You can configure SMI per <action/> using <allowed-methods/> tag or via @AllowedMethod annotation plus using per  <package/> <global-allowed-methods/>, see the examples below:

SMI via struts.xml

<package ...>
  ...
  <global-allowed-methods>execute,input,back,cancel,browse</global-allowed-methods>
  ...
 
  <action name="Bar">
    <allowed-methods>foo,bar</allowed-methods>
  </action>
 
  ...
</package>

SMI via annotation on action class level

@AllowedMethods("end")
public class ClassLevelAllowedMethodsAction {
    public String execute() { 
        return ...
    }
}

SMI via annotation on package level (in package-info.java)

@org.apache.struts2.convention.annotation.AllowedMethods({"home", "start"})
package org.apache.struts2.convention.actions.allowedmethods;

Allowed methods can be defined as:

Please be aware when using your own ConfigurationProvider that the logic to set allowed methods is defined in built-in providers - XmlConfigurationProvider and PackageBasedActionConfigBuilder - and you must replicate such logic in your code as by default only execute method is allowed, even when SMI is disabled.

ActionSupport Default

If the class attribute in an action mapping is left blank, the com.opensymphony.xwork2.ActionSupport class is used as a default.

<action name="Hello">
   // ...
</action>

The ActionSupport class has an execute method that returns “success” and an input method that returns “input”.

To specify a different class as the default Action class, set the default-class-ref package attribute.

For more about using wildcards, see Wildcard Mappings.

Post-Back Default

A good practice is to link to actions rather than pages. Linking to actions encapsulates which server page renders, and ensures that an Action class can fire before a page renders.

Another common workflow stategy is to first render a page using an alternate method, like input and then have it submit back to the default execute method.

Using these two strategies together creates an opportunity to use a “post-back” form that doesn’t specify an action. The form simply submits back to the action that created it.

Posting Back

<s:form>
    <s:textfield label="Please enter your name" name="name"/>
    <s:submit/>
</s:form>

Action Default

Usually, if an action is requested, and the framework can’t map the request to an action name, the result will be the usual “404 - Page not found” error. But, if you would prefer that an omnibus action handle any unmatched requests, you can specify a default action. If no other action matches, the default action is used instead.

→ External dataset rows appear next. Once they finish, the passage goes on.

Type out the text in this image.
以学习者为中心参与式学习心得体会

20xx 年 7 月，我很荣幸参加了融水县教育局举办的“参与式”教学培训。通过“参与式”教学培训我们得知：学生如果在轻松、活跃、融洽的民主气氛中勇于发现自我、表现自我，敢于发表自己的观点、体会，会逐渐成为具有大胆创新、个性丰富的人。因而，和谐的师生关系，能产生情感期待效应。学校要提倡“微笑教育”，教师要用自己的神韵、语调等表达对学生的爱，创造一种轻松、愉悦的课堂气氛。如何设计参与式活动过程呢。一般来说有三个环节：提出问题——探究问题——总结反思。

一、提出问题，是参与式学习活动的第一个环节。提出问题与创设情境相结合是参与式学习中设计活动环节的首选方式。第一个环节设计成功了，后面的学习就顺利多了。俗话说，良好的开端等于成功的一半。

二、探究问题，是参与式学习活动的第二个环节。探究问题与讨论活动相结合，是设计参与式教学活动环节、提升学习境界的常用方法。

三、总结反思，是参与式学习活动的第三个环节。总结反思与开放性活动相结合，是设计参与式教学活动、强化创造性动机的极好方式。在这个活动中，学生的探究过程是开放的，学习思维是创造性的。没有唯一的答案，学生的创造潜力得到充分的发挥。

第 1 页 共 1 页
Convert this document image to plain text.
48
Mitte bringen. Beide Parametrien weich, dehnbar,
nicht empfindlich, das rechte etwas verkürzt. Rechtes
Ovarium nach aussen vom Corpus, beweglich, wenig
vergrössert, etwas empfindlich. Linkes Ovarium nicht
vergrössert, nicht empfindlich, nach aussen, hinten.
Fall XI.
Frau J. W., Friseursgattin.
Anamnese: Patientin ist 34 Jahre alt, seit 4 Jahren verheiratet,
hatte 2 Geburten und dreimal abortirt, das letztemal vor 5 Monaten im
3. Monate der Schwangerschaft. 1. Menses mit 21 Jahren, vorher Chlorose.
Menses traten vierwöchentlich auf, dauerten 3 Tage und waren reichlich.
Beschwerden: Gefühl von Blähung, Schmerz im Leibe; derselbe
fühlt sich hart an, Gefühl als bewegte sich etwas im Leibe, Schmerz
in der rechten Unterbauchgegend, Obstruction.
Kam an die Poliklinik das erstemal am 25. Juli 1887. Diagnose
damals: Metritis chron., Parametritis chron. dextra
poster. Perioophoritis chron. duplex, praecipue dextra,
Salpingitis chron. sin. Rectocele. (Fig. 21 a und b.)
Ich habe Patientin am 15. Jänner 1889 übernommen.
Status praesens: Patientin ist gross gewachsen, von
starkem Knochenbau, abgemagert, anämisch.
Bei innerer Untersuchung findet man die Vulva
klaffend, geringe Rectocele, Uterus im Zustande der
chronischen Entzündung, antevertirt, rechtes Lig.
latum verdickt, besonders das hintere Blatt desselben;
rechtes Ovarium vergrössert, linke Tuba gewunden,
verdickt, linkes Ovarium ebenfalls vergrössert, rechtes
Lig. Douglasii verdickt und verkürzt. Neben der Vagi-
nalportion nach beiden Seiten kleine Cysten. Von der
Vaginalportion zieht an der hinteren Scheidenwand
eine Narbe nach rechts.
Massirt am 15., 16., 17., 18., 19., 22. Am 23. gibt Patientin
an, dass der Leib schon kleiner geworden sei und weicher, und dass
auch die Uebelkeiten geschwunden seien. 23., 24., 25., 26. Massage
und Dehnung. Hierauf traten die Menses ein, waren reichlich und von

<package name="Hello" extends="action-default">

    <default-action-ref name="UnderConstruction"/>

    <action name="UnderConstruction">
        <result>/UnderConstruction.jsp</result>
    </action>

    ...

There are no special requirements for the default action. Each package can have its own default action, but there should only be one default action per namespace.

(!) One to a Namespace

The default action features should be set up so that there is only one default action per namespace. If you have multiple packages declaring a default action with the same namespace, there is no guarantee which action will be the default.

Wildcard Default

Using wildcards is another approach to default actions. A wildcard action at the end of the configuration can be used to catch unmatched references.

<action name="*">
  <result>/{1}.jsp</result>
</action>

When a new action is needed, just add a stub page.

It’s important to put a “catchall” wildcard mapping like this at the end of your configuration so it won’t attempt to map every request!